LA CROSSE, Wis. (WXOW) - Video games can be entertaining, but could they also help improve mental health? Some new games are specifically targeted for those who suffer from depression and anxiety.
After a long day at work, Cheri Plevek loves to sit in front of her computer and load up her favorite video game. So when she heard about a new breed of games designed to help her fight her lifelong battle against depression and anxiety, she had to give them a try.
"You have quests that you do and you earn points by doing something as simple as getting up out of your chair and getting moving, to calling a friend, hugging yourself," said Plevek.
According to the National Institutes of Health nearly 15 million Americans suffer from major depressive disorder and 40 million from an anxiety disorder.
Psychologists are looking at these video games as a new way to reach those who need help.
"A lot of them look exactly the same as games that someone could play just for fun. So they may have cartoon characters, they could have missions, but embedded in that game are treatment mechanisms," said Tracy Dennis, Professor of Psychology at Hunter College.
Dennis designed one such game called Personal Zen. She said preliminary findings show after playing the game for 20 minutes the brain starts processing negative information differently.
"We can train an anxious person to pay less attention to threat, to pay more attention to positive things in the game and then that eventually transfers to how they look at, and pay attention in, the real world," said Dennis.

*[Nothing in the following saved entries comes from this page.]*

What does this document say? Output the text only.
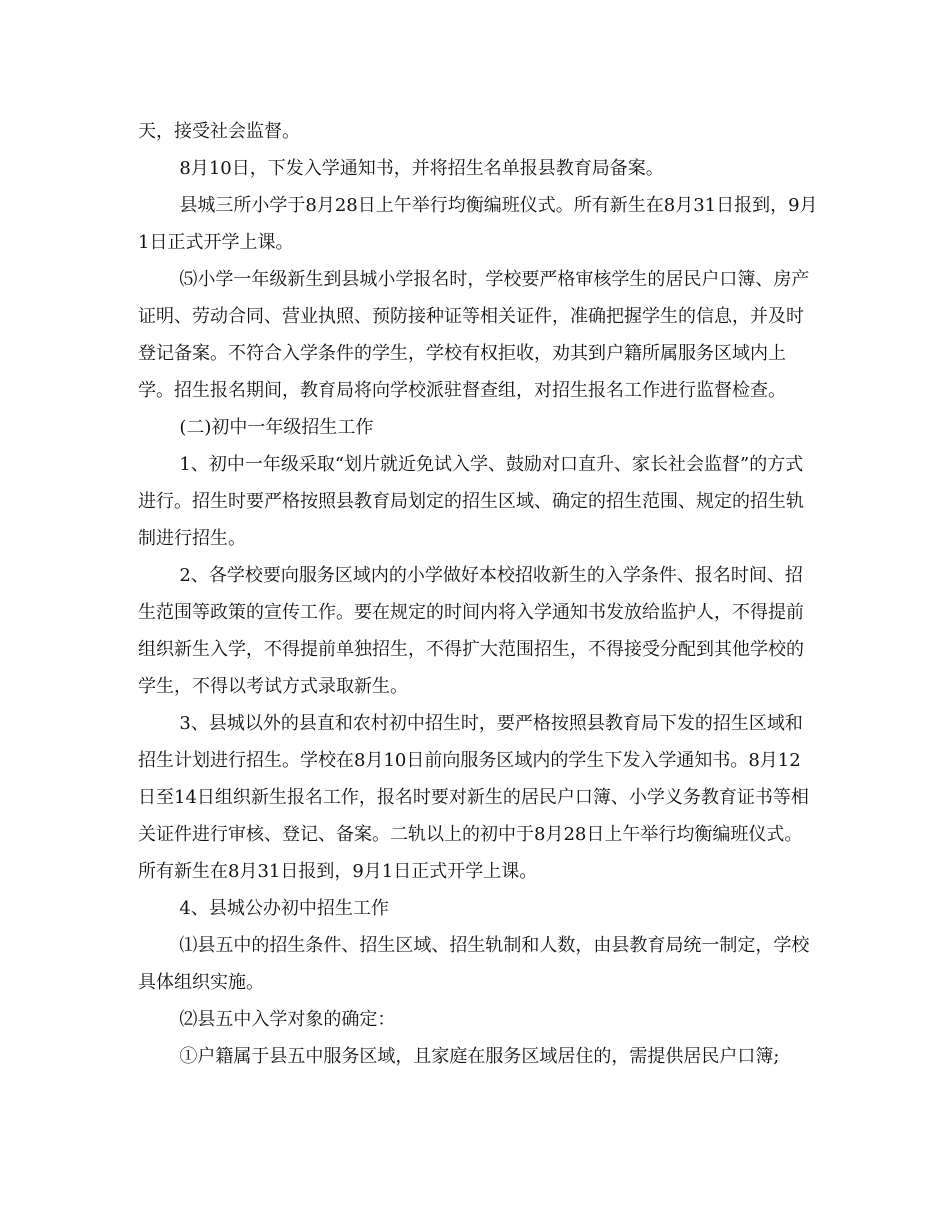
天，接受社会监督。

8月10日，下发入学通知书，并将招生名单报县教育局备案。

县城三所小学于8月28日上午举行均衡编班仪式。所有新生在8月31日报到，9月1日正式开学上课。

⑸小学一年级新生到县城小学报名时，学校要严格审核学生的居民户口簿、房产证明、劳动合同、营业执照、预防接种证等相关证件，准确把握学生的信息，并及时登记备案。不符合入学条件的学生，学校有权拒收，劝其到户籍所属服务区域内上学。招生报名期间，教育局将向学校派驻督查组，对招生报名工作进行监督检查。

(二)初中一年级招生工作

1、初中一年级采取“划片就近免试入学、鼓励对口直升、家长社会监督”的方式进行。招生时要严格按照县教育局划定的招生区域、确定的招生范围、规定的招生轨制进行招生。

2、各学校要向服务区域内的小学做好本校招收新生的入学条件、报名时间、招生范围等政策的宣传工作。要在规定的时间内将入学通知书发放给监护人，不得提前组织新生入学，不得提前单独招生，不得扩大范围招生，不得接受分配到其他学校的学生，不得以考试方式录取新生。

3、县城以外的县直和农村初中招生时，要严格按照县教育局下发的招生区域和招生计划进行招生。学校在8月10日前向服务区域内的学生下发入学通知书。8月12日至14日组织新生报名工作，报名时要对新生的居民户口簿、小学义务教育证书等相关证件进行审核、登记、备案。二轨以上的初中于8月28日上午举行均衡编班仪式。所有新生在8月31日报到，9月1日正式开学上课。

4、县城公办初中招生工作

⑴县五中的招生条件、招生区域、招生轨制和人数，由县教育局统一制定，学校具体组织实施。

⑵县五中入学对象的确定：

①户籍属于县五中服务区域，且家庭在服务区域居住的，需提供居民户口簿;
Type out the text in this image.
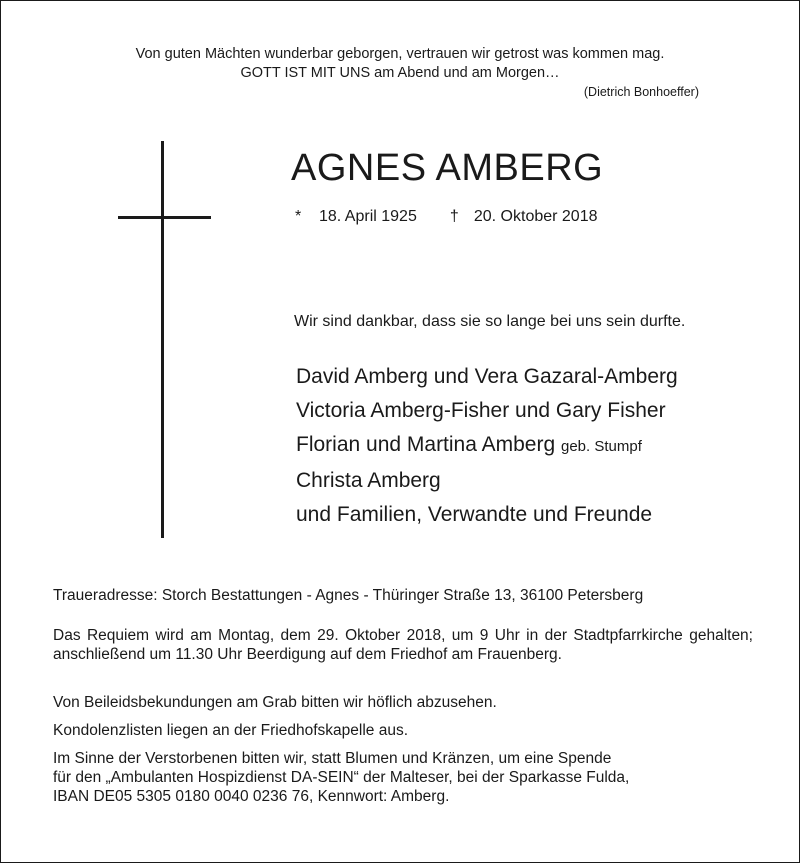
Von guten Mächten wunderbar geborgen, vertrauen wir getrost was kommen mag.
GOTT IST MIT UNS am Abend und am Morgen…
(Dietrich Bonhoeffer)
AGNES AMBERG
* 18. April 1925 † 20. Oktober 2018
Wir sind dankbar, dass sie so lange bei uns sein durfte.
David Amberg und Vera Gazaral-Amberg
Victoria Amberg-Fisher und Gary Fisher
Florian und Martina Amberg geb. Stumpf
Christa Amberg
und Familien, Verwandte und Freunde
Traueradresse: Storch Bestattungen - Agnes - Thüringer Straße 13, 36100 Petersberg
Das Requiem wird am Montag, dem 29. Oktober 2018, um 9 Uhr in der Stadtpfarrkirche gehalten; anschließend um 11.30 Uhr Beerdigung auf dem Friedhof am Frauenberg.
Von Beileidsbekundungen am Grab bitten wir höflich abzusehen.
Kondolenzlisten liegen an der Friedhofskapelle aus.
Im Sinne der Verstorbenen bitten wir, statt Blumen und Kränzen, um eine Spende
für den „Ambulanten Hospizdienst DA-SEIN“ der Malteser, bei der Sparkasse Fulda,
IBAN DE05 5305 0180 0040 0236 76, Kennwort: Amberg.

It's an idea that's caught the attention of other mental health professionals as well. The National Institutes of Health is funding a study to research the effectiveness of one game, saying, "Gaming technologies may offer promising new ways to supplement traditional medical care."
Doctor Scott Bea, a clinical psychologist, agrees. He believes that games could appeal to patients who are reluctant to seek out treatment.
"I think people resist less if it feels like a game, if it feels like fun. And we can train people even while they're having fun," said Bea.
However, Bea is concerned about some people underestimating the seriousness of their illness and downloading the game instead of seeking professional help. "The game itself might not be tailored enough to their specific condition so again we may be missing the target if we don't have some guidance on what the real target is," said Bea.
As for Cheri, she said these games are a great complement to her regular therapy and has no plans to power down anytime soon.
"When you add in the activities, quests, and other things that help you raise your mood and feel better about yourself, it's just a joy, a joy to play."
Both Dennis and Bea agree that more research is needed before doctors will start prescribing these games for treatment.